Genetic analysis of service cock effects on reproductive traits of Betong chickens (KU line) using threshold models
Keywords:
Binary trait,, Model comparison, Variance componentsAbstract
The importance of service cock effects was determined on the reproductive traits of Betong chickens (KU line). The traits, namely fertility, early embryonic viability, middle embryonic viability, hatchability of fertile eggs and hatchability of eggs set, were all classified as binary data and were analyzed using a repeatability threshold model. Variance components were estimated using
a Bayesian method with Gibbs sampling. Six repeatability threshold models were fitted and the best model for each trait was chosen based on the deviance information criterion. All models consisted of direct additive genetic and animal permanent environmental effects, and different combinations of service cock genetic, service cock permanent environmental and direct additive-service cock genetic covariance effects. For all traits, the best model was the model with all combinations.

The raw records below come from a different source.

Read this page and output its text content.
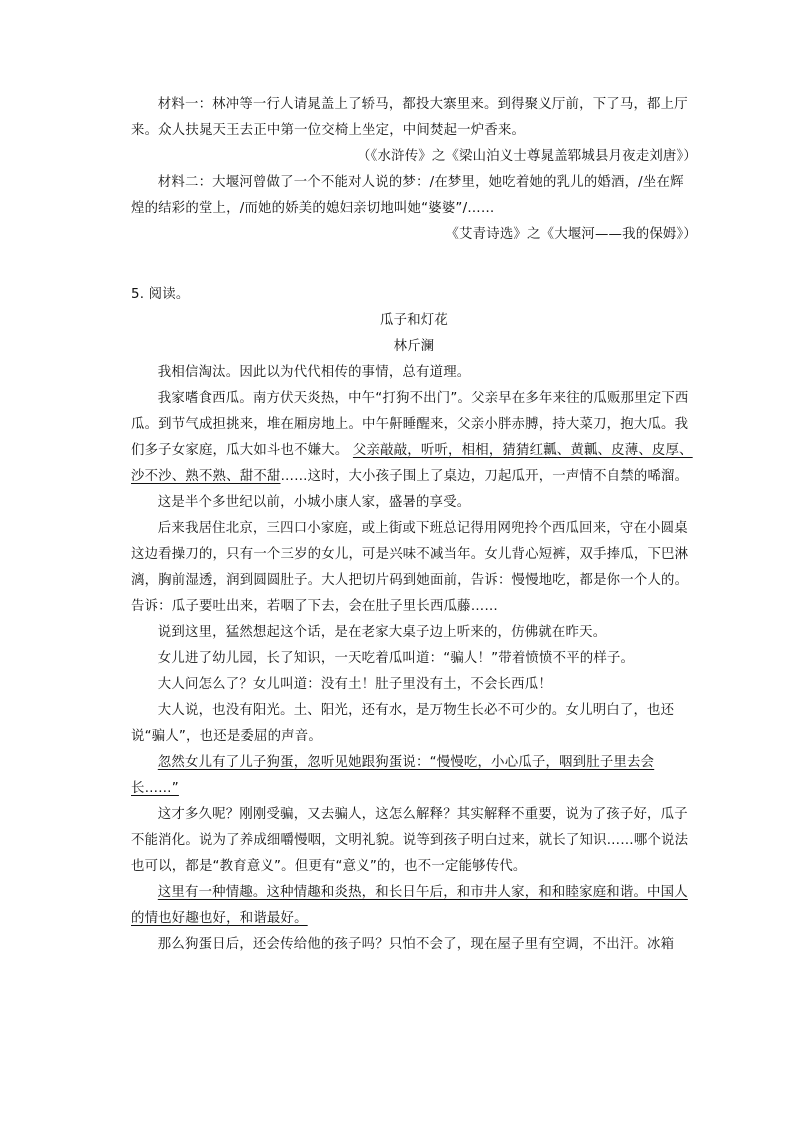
材料一：林冲等一行人请晁盖上了轿马，都投大寨里来。到得聚义厅前，下了马，都上厅来。众人扶晁天王去正中第一位交椅上坐定，中间焚起一炉香来。

（《水浒传》之《梁山泊义士尊晁盖郓城县月夜走刘唐》）

材料二：大堰河曾做了一个不能对人说的梦：/在梦里，她吃着她的乳儿的婚酒，/坐在辉煌的结彩的堂上，/而她的娇美的媳妇亲切地叫她“婆婆”/……

《艾青诗选》之《大堰河——我的保姆》）

5. 阅读。

瓜子和灯花

林斤澜

我相信淘汰。因此以为代代相传的事情，总有道理。

我家嗜食西瓜。南方伏天炎热，中午“打狗不出门”。父亲早在多年来往的瓜贩那里定下西瓜。到节气成担挑来，堆在厢房地上。中午鼾睡醒来，父亲小胖赤膊，持大菜刀，抱大瓜。我们多子女家庭，瓜大如斗也不嫌大。 父亲敲敲，听听，相相，猜猜红瓤、黄瓤、皮薄、皮厚、沙不沙、熟不熟、甜不甜……这时，大小孩子围上了桌边，刀起瓜开，一声情不自禁的唏溜。

这是半个多世纪以前，小城小康人家，盛暑的享受。

后来我居住北京，三四口小家庭，或上街或下班总记得用网兜拎个西瓜回来，守在小圆桌这边看操刀的，只有一个三岁的女儿，可是兴味不减当年。女儿背心短裤，双手捧瓜，下巴淋漓，胸前湿透，润到圆圆肚子。大人把切片码到她面前，告诉：慢慢地吃，都是你一个人的。告诉：瓜子要吐出来，若咽了下去，会在肚子里长西瓜藤……

说到这里，猛然想起这个话，是在老家大桌子边上听来的，仿佛就在昨天。

女儿进了幼儿园，长了知识，一天吃着瓜叫道：“骗人！”带着愤愤不平的样子。

大人问怎么了？女儿叫道：没有土！肚子里没有土，不会长西瓜！

大人说，也没有阳光。土、阳光，还有水，是万物生长必不可少的。女儿明白了，也还说“骗人”，也还是委屈的声音。

忽然女儿有了儿子狗蛋，忽听见她跟狗蛋说：“慢慢吃，小心瓜子，咽到肚子里去会长……”

这才多久呢？刚刚受骗，又去骗人，这怎么解释？其实解释不重要，说为了孩子好，瓜子不能消化。说为了养成细嚼慢咽，文明礼貌。说等到孩子明白过来，就长了知识……哪个说法也可以，都是“教育意义”。但更有“意义”的，也不一定能够传代。

这里有一种情趣。这种情趣和炎热，和长日午后，和市井人家，和和睦家庭和谐。中国人的情也好趣也好，和谐最好。

那么狗蛋日后，还会传给他的孩子吗？只怕不会了，现在屋子里有空调，不出汗。冰箱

The estimates of direct heritability were in the range 0.032–0.084 with the estimates of service cock heritability in the range 0.039–0.067, estimates of proportion of animal permanent environmental variance to phenotypic variance in the range 0.092–0.244 and estimates of proportion of service
cock permanent environmental variance to phenotypic variance in the range 0.035–0.111. The estimates
of direct additive-service cock genetic correlation were positive in all cases. The low heritabilities indicated that improving environmental conditions would have a large impact on phenotypic reproductive performance in this population of Betong chicken.